Luce Pelletier et Denis Bernard : Âmes soeurs
Scène

Luce Pelletier et Denis Bernard : Âmes soeurs

LUCE PELLETIER et DENIS BERNARD ont transposé l’action des Trois Soeurs de Tchekhov 30 plus tard, pour créer un spectacle en deux temps. Un jeu de miroirs, où le malheur d’une génération reflétait celui de l’autre.

Le Théâtre de l’Opsis poursuit son cycle Tchekhov avec une ambitieuse relecture des Trois Soeurs dans laquelle cohabitent le passé et le présent. Luce Pelletier et Denis Bernard signent à quatre mains cette création mettant en scène 17 comédiens, dont huit sont des fantômes du passé, les souvenirs, en fait, des neuf autres. Après l’Albertine, en cinq temps de Tremblay, place à Macha, Olga et Irina en deux temps…

Fascinés par Les Trois Soeurs, Luce Pelletier et Denis Bernard tenaient tous deux mordicus à monter l’histoire de ces jeunes femmes exilées en province, rêvant d’un eldorado nommé Moscou. Au fil de leurs discussions et d’une lecture publique il y a deux ans, ces deux fidèles de l’Opsis ont eu un flash: pourquoi ne pas transposer l’action 30 plus tard, tout en faisant de certaines scènes des souvenirs, joués par de jeunes alter ego des personnages?
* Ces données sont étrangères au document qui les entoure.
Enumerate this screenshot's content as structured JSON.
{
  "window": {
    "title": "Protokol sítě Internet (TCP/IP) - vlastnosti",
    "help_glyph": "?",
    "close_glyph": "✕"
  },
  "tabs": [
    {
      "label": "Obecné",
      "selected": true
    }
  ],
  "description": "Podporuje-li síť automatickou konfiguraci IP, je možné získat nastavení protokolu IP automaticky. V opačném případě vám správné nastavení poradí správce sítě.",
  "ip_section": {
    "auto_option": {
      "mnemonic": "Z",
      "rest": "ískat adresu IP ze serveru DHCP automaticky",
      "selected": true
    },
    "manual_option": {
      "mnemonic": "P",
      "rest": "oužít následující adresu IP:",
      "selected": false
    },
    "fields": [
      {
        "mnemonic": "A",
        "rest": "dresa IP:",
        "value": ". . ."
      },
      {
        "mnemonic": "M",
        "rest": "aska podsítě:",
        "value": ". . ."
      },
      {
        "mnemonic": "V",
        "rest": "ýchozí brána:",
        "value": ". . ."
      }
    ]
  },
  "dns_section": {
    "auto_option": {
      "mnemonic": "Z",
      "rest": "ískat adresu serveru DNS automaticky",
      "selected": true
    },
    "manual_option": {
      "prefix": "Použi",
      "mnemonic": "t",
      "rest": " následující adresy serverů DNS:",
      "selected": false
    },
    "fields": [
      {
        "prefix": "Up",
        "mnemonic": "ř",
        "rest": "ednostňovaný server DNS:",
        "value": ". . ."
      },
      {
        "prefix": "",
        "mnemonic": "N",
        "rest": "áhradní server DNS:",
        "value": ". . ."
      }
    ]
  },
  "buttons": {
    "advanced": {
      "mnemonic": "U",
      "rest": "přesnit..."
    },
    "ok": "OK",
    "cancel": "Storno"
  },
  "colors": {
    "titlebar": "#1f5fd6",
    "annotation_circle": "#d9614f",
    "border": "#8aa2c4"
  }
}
Un genre de jeux de miroirs, où le malheur d’une génération reflétait celui de l’autre. "Nous nous sommes divisé les scènes. Depuis décembre, nous répétons avec nos distributions respectives, sans nous consulter, révèle la directrice de l’Opsis, rencontrée avec son collègue dans les locaux de la compagnie. Ce soir, nous répéterons pour la première fois tous ensemble."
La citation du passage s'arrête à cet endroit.